Als Beijinger, der in erster Generation in der Metropole lebt, beantworte ich die Fragen auch mit „Ja", doch meine Interpretation der Dinge ist eine gänzlich andere als die des Autors. Es stimmt, ich habe mit meinen Freunden nur einmal oder zweimal im Jahr gemeinsam Abendessen, doch wir reden fast jeden Tag miteinander auf WeChat und verabreden uns mindestens einmal jährlich zu gemeinsamen Ausflügen. Menschen, die in anderen Megastädten leben wie Shanghai, London oder New York, haben das gleiche Gefühl der Entfremdung.

Ich habe in den vergangenen Jahren nicht viele Touristenattraktionen der Hauptstadt besucht, doch das bedeutet nicht, dass ich sie nicht bewundern würde. Mich fasziniert das Palastmuseum, wenn der erste Winterschnee gefallen ist. Dann statte ich der Anlage gelegentlich einen Besuch ab. Meine Frau ist eine gebürtige Beijingerin und ich komme aus der Provinz Sichuan. Für meinen Sichuaner Gaumen sind viele der klassischen Gerichte der Beijinger Küche ziemlich geschmacksneutral. Doch ich kann jederzeit mein eigenes Essen kochen oder in eines der zahlreichen Sichuan-Restaurants gehen, die es in der Hauptstadt gibt.

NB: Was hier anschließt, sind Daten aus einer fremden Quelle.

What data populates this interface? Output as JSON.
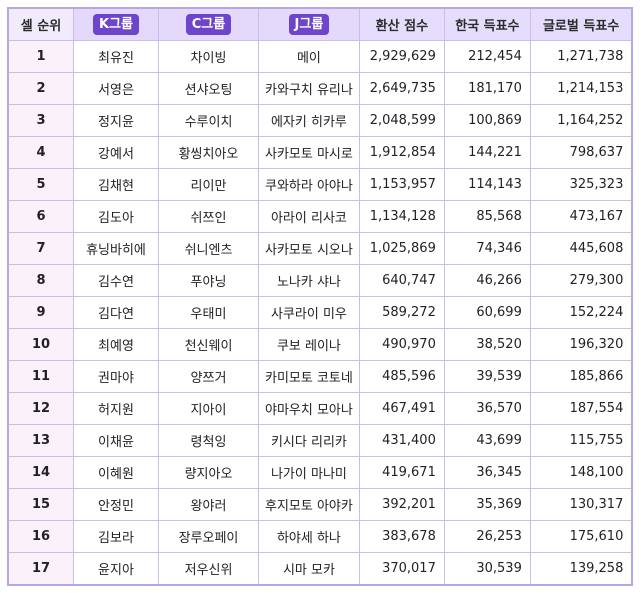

Meine Frau spricht den Beijing-Dialekt sehr schnell. Für Menschen von außerhalb ist er manchmal schwer zu verstehen. Doch meistens verzichtet sie darauf, denn viele unserer Freunde sind keine angestammten Beijinger. Hochchinesisch, hierzulande Putonghua genannt, ist die Sprache, in der wir miteinander kommunizieren. Sie ist auch eine der verbindenden Kräfte Chinas.

Die galoppierenden Immobilienpreise sind für viele Einwohner Beijings ein Grund zur Sorge. Doch in vielen Metropolen des Landes haben die Menschen mit steigenden Kosten zu kämpfen. Wir leben deshalb in großen Städten, weil die Arbeitsbedingungen dort besser sind, die soziale Umgebung fairer ist, eine vielfältigere kulturelle Atmosphäre vorherrscht und unsere Kinder dort bessere Bildungschancen haben. Mit den hohen Immobilienpreisen, den langen Pendelzeiten und der Luftverschmutzung müssen wir halt leben. Aber glaubt mir, wir tun nicht bloß so, als würden wir in Beijing leben.